Foi o melhor jogador com quem eu tive a "honra de
jogar". Aprendi muito com ele. Como me colocar em campo, como reagir a
certas situações dentro de um jogo; a ser sério quando se devia agir assim,
concentrado quando necessário, e brincalhão quando o ambiente possibilitava. O
mais impressionante era ver como que ele, com tão pouca estatura, podia ser tão
respeitado. Sua voz era uma ordem dentro de campo. Sem expor a ninguém, comandava
a equipe.
Como jogador era um craque. Visão de jogo, posicionamento,
um passe incrível, protegia a bola como ninguém, fazia o time jogar. Aos 32
anos mostrava uma condição física invejável. Hoje só poderia dizer, meu muito obrigado MARINHO, o que eu fui ou
fiz dentro do futebol, com certeza em grande parte foi inspirado no “DA ROCHA”.

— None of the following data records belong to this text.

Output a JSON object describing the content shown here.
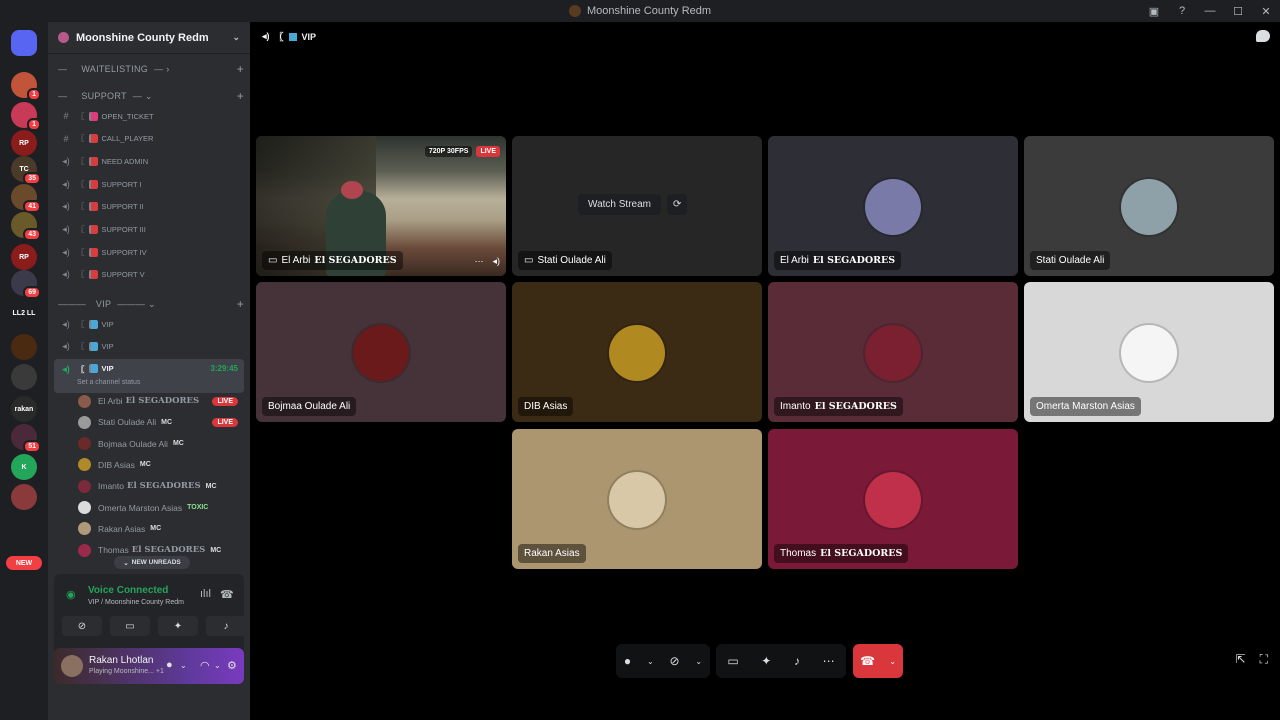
{
  "window": {
    "title": "Moonshine County Redm"
  },
  "servers": [
    {
      "label": "",
      "badge": "",
      "color": "#5865f2"
    },
    {
      "label": "",
      "badge": "1",
      "color": "#c2543a"
    },
    {
      "label": "",
      "badge": "1",
      "color": "#c93a58"
    },
    {
      "label": "RP",
      "badge": "",
      "color": "#8a1c1c"
    },
    {
      "label": "TC",
      "badge": "35",
      "color": "#4a3a2a"
    },
    {
      "label": "",
      "badge": "41",
      "color": "#6a4a2a"
    },
    {
      "label": "",
      "badge": "43",
      "color": "#6a5a2a"
    },
    {
      "label": "RP",
      "badge": "",
      "color": "#8a1c1c"
    },
    {
      "label": "",
      "badge": "69",
      "color": "#3a3a4a"
    },
    {
      "label": "LL2 LL",
      "badge": "",
      "color": "#1e1f22"
    },
    {
      "label": "",
      "badge": "",
      "color": "#4a2a10"
    },
    {
      "label": "",
      "badge": "",
      "color": "#3a3a3a"
    },
    {
      "label": "rakan",
      "badge": "",
      "color": "#2a2a2a"
    },
    {
      "label": "",
      "badge": "51",
      "color": "#4a2a3a"
    },
    {
      "label": "K",
      "badge": "",
      "color": "#23a55a"
    },
    {
      "label": "",
      "badge": "",
      "color": "#8a3a3a"
    }
  ],
  "new_label": "NEW",
  "guild": {
    "name": "Moonshine County Redm"
  },
  "categories": [
    "WAITELISTING",
    "SUPPORT",
    "VIP"
  ],
  "channels": [
    {
      "icon": "#",
      "name": "OPEN_TICKET"
    },
    {
      "icon": "#",
      "name": "CALL_PLAYER"
    },
    {
      "icon": "speaker",
      "name": "NEED ADMIN"
    },
    {
      "icon": "speaker",
      "name": "SUPPORT I"
    },
    {
      "icon": "speaker",
      "name": "SUPPORT II"
    },
    {
      "icon": "speaker",
      "name": "SUPPORT III"
    },
    {
      "icon": "speaker",
      "name": "SUPPORT IV"
    },
    {
      "icon": "speaker",
      "name": "SUPPORT V"
    }
  ],
  "vip_channels": [
    {
      "name": "VIP"
    },
    {
      "name": "VIP"
    },
    {
      "name": "VIP",
      "timer": "3:29:45",
      "status": "Set a channel status"
    }
  ],
  "voice_users": [
    {
      "name": "El Arbi",
      "surname": "El SEGADORES",
      "tag": "",
      "live": "LIVE",
      "color": "#8a5a4a"
    },
    {
      "name": "Stati Oulade Ali",
      "surname": "",
      "tag": "MC",
      "live": "LIVE",
      "color": "#9a9a9a"
    },
    {
      "name": "Bojmaa Oulade Ali",
      "surname": "",
      "tag": "MC",
      "live": "",
      "color": "#6a2a2a"
    },
    {
      "name": "DIB Asias",
      "surname": "",
      "tag": "MC",
      "live": "",
      "color": "#b08a2a"
    },
    {
      "name": "Imanto",
      "surname": "El SEGADORES",
      "tag": "MC",
      "live": "",
      "color": "#7a2a3a"
    },
    {
      "name": "Omerta Marston Asias",
      "surname": "",
      "tag": "TOXIC",
      "live": "",
      "color": "#dbdbdb"
    },
    {
      "name": "Rakan Asias",
      "surname": "",
      "tag": "MC",
      "live": "",
      "color": "#b09a7a"
    },
    {
      "name": "Thomas",
      "surname": "El SEGADORES",
      "tag": "MC",
      "live": "",
      "color": "#9a2a4a"
    }
  ],
  "new_unreads": "NEW UNREADS",
  "voice": {
    "title": "Voice Connected",
    "subtitle": "VIP / Moonshine County Redm"
  },
  "user": {
    "name": "Rakan Lhotlan",
    "status": "Playing Moonshine... +1"
  },
  "stage": {
    "channel": "VIP"
  },
  "tiles": [
    {
      "name": "El Arbi",
      "surname": "El SEGADORES",
      "bg": "#3a3a3a",
      "type": "stream",
      "resolution": "720P 30FPS",
      "live": "LIVE"
    },
    {
      "name": "Stati Oulade Ali",
      "surname": "",
      "bg": "#262626",
      "type": "preview",
      "watch": "Watch Stream"
    },
    {
      "name": "El Arbi",
      "surname": "El SEGADORES",
      "bg": "#2e2f36",
      "type": "avatar",
      "avatar": "#7a7aa8"
    },
    {
      "name": "Stati Oulade Ali",
      "surname": "",
      "bg": "#3a3b3a",
      "type": "avatar",
      "avatar": "#8ea0a8"
    },
    {
      "name": "Bojmaa Oulade Ali",
      "surname": "",
      "bg": "#463339",
      "type": "avatar",
      "avatar": "#6a1a1a"
    },
    {
      "name": "DIB Asias",
      "surname": "",
      "bg": "#3c2b14",
      "type": "avatar",
      "avatar": "#b08a20"
    },
    {
      "name": "Imanto",
      "surname": "El SEGADORES",
      "bg": "#5a2c38",
      "type": "avatar",
      "avatar": "#7a2030"
    },
    {
      "name": "Omerta Marston Asias",
      "surname": "",
      "bg": "#d8d8d8",
      "type": "avatar",
      "avatar": "#f5f5f5"
    },
    {
      "name": "Rakan Asias",
      "surname": "",
      "bg": "#ab9670",
      "type": "avatar",
      "avatar": "#d8c8a8"
    },
    {
      "name": "Thomas",
      "surname": "El SEGADORES",
      "bg": "#7a1a38",
      "type": "avatar",
      "avatar": "#c0304a"
    }
  ]
}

Ele foi e sempre será meu ÍDOLO máximo no futebol. (Marquinhos Benatto - companheiro de Pinheiros, atualmente técnico de futebol no México)
SP:
Uma das tuas características principais era a facilidade com que se desmarcava.
Mesmo sendo sempre muito marcado pelos adversários, você sempre conseguia estar
livre. Concorda com isso? Qual a receita?
MR:
Concordo. Era uma das minhas preocupações em campo. Mas vejo como intuição do
jogo. Eu gostava que me dessem a bola, sempre. Então procurava estar livre para
receber os passes.
SP:
Você sofreu com os problemas nos olhos, de visão. Quando percebeu o problema?
MR: Começaram
em 2001. Apareceu do nada. De repente, foi de tanto choque durante o tempo em
que joguei, sei lá. Quando percebi já era muito tarde. Foi preciso fazer o
transplante das duas córneas. Primeiro fiz a do olho direito em 2003. Depois o
esquerdo em 2004. Hoje recuperei 50% dos da visão nos dois olhos. Fiquei mais de um ano completamente cego,
antes da primeira cirurgia. Não desejo isso nem para o pior inimigo. É um
sufoco. Dá vontade de que o “Homem” chame logo, pois ficar sem enxergar nada é
muito complicado.
SP:
Voltando ao futebol. O que mais te encantava no futebol, que você copiou para o
teu estilo?
MR: Era
técnica, a beleza do jogo. Fui
aprendendo. No começo eu era meio mais
avançado, jogava como meia mais ofensivo. Depois me adaptei, um pouco mais
recuado.
SP:
Hoje é diferente? O futebol mudou?
MR: Antes
era mais amor à camisa. Hoje só se vê o dinheiro. Empresários enriquecendo...
SP:
Alguma coisa no futebol que você não tenha feito faltou alguma coisa?
MR: Jogando
eu fiz muitas coisas, ajudei muita gente. Criei filhos e netos. Em todo lugar
que chego sou sempre bem recebido. Acho que não faltou nada a fazer.
SP:
O que o Mario da Rocha, do alto de sua vasta experiência de jogador de futebol
diria a um menino que está começando?
MR: Tudo
se resume a uma palavra: Humildade. Não querer dar uma de “bom”, que só você
sabe das coisas. Tem que ser simples e humilde. Estudar, treinar muito e jogar.
E dar o máximo de si, sempre, em todos os dias, treinando ou jogando.
SP:
Marinho, deixe-nos uma mensagem final.
MR: Só
quero deixar um abraço para todos os amigos. De todas as áreas: jogadores,
técnicos, torcedores, profissionais das rádios, jornais e televisões. Onde sempre
fiz muitos amigos, mas muitos mesmos. Que sejam todos muito felizes.